Her aimless wandering evokes diverse
responses. A girl vaguely resentful of her mother’s possessiveness speaks with
envy of Mona’s “freedom.” An ex-hippie, now gainfully employed as a goatherd, chastises
Mona as selfish, lazy and irresponsible. (“You’re not a dropout — you’re just
out! You don’t exist!”) A buttoned-down agronomist, patiently awaiting the
demise of his wealthy, elderly aunt, is terrified by Mona’s matter-of-fact
anarchy. A derelict who camps with her in a deserted mansion is bitter about
her sudden disappearance — but grateful that, after all, she didn’t steal his
transistor radio.
And so it goes, anecdote linking anecdote, as
we trace Mona’s path from a dip in the ocean to a stumble into darkness. She
travels in silence along wintry landscapes, as solitary as the bare trees
clawing at overcast skies. She seeks nothing more than the next ride, the next
resting place, or the next place to cadge a meal. She merely shrugs off the
trauma of being raped by a passing stranger, or the disappointment of a
short-lived relationship with a vineyard worker. For a while, she seems beyond
pain, beyond humiliation. But even Mona has her limits.

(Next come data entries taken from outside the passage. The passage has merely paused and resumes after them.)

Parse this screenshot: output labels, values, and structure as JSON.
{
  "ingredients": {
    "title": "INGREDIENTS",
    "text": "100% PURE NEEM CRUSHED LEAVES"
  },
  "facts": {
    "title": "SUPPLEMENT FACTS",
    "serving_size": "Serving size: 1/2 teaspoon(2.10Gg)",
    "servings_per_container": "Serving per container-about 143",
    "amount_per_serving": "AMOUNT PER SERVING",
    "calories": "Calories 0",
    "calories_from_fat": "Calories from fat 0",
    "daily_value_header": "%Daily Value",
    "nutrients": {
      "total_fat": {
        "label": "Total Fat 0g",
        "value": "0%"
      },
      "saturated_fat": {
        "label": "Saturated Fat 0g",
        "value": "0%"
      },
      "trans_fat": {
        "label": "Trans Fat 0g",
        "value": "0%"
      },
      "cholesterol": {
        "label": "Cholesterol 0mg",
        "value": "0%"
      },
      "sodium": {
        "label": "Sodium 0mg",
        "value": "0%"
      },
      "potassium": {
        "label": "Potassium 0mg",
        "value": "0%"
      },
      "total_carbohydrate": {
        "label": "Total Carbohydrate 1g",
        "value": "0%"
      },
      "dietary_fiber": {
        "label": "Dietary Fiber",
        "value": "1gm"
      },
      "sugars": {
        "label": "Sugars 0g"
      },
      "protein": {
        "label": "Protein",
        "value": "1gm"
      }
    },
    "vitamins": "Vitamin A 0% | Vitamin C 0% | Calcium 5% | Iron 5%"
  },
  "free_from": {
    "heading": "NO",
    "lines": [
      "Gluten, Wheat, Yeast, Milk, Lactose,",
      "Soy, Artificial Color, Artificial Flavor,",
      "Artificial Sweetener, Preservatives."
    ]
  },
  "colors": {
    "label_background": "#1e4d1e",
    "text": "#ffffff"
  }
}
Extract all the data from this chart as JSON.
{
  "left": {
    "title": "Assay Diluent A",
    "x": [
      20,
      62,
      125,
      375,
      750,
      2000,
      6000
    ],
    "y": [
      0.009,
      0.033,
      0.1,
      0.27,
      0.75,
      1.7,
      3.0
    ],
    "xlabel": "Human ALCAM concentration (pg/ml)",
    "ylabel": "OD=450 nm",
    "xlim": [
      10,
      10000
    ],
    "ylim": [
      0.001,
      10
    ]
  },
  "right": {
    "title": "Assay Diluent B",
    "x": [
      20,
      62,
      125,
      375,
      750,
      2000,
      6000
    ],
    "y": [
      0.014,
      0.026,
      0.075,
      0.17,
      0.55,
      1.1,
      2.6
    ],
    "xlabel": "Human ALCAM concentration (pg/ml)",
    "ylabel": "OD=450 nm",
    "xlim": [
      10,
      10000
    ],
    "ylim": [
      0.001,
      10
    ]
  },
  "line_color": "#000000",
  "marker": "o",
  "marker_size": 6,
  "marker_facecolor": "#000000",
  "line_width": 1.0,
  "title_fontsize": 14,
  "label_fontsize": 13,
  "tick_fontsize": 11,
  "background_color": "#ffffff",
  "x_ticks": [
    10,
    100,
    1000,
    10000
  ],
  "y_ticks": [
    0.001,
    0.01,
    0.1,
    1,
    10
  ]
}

The severely beautiful Sandrine Bonnaire gives
an excellent
performance as Mona, betraying not a single
trace of personal vanity as she slips seamlessly into her role. Every physical
detail — everything from the dirty fingernails to the tattered leather jacket —
is just right. More important, though, is Bonnaire’s impressive ability to
convey Mona’s surliness and cynicism without obscuring the character’s naked
vulnerability.
Vagabond
doesn't try to explain Mona. Indeed, the narrator’s inability to comprehend
Mona’s motives, or to discover the wounds that fester in the dark corners of
her heart, is the whole point of the film. In Varda's view, some people quite
simply are unknowable. They plod lemming-like toward self-destruction with the
ruthless efficiency of a guided missile. And nothing anyone can do or say can
deter them from their course.
There are few things in life more disturbing —
and, yes, more threatening — than the spectacle of someone who just doesn’t
give a damn. But, much like a violent traffic accident or a spectacular natural
disaster, the spectacle has a mesmerizing fascination.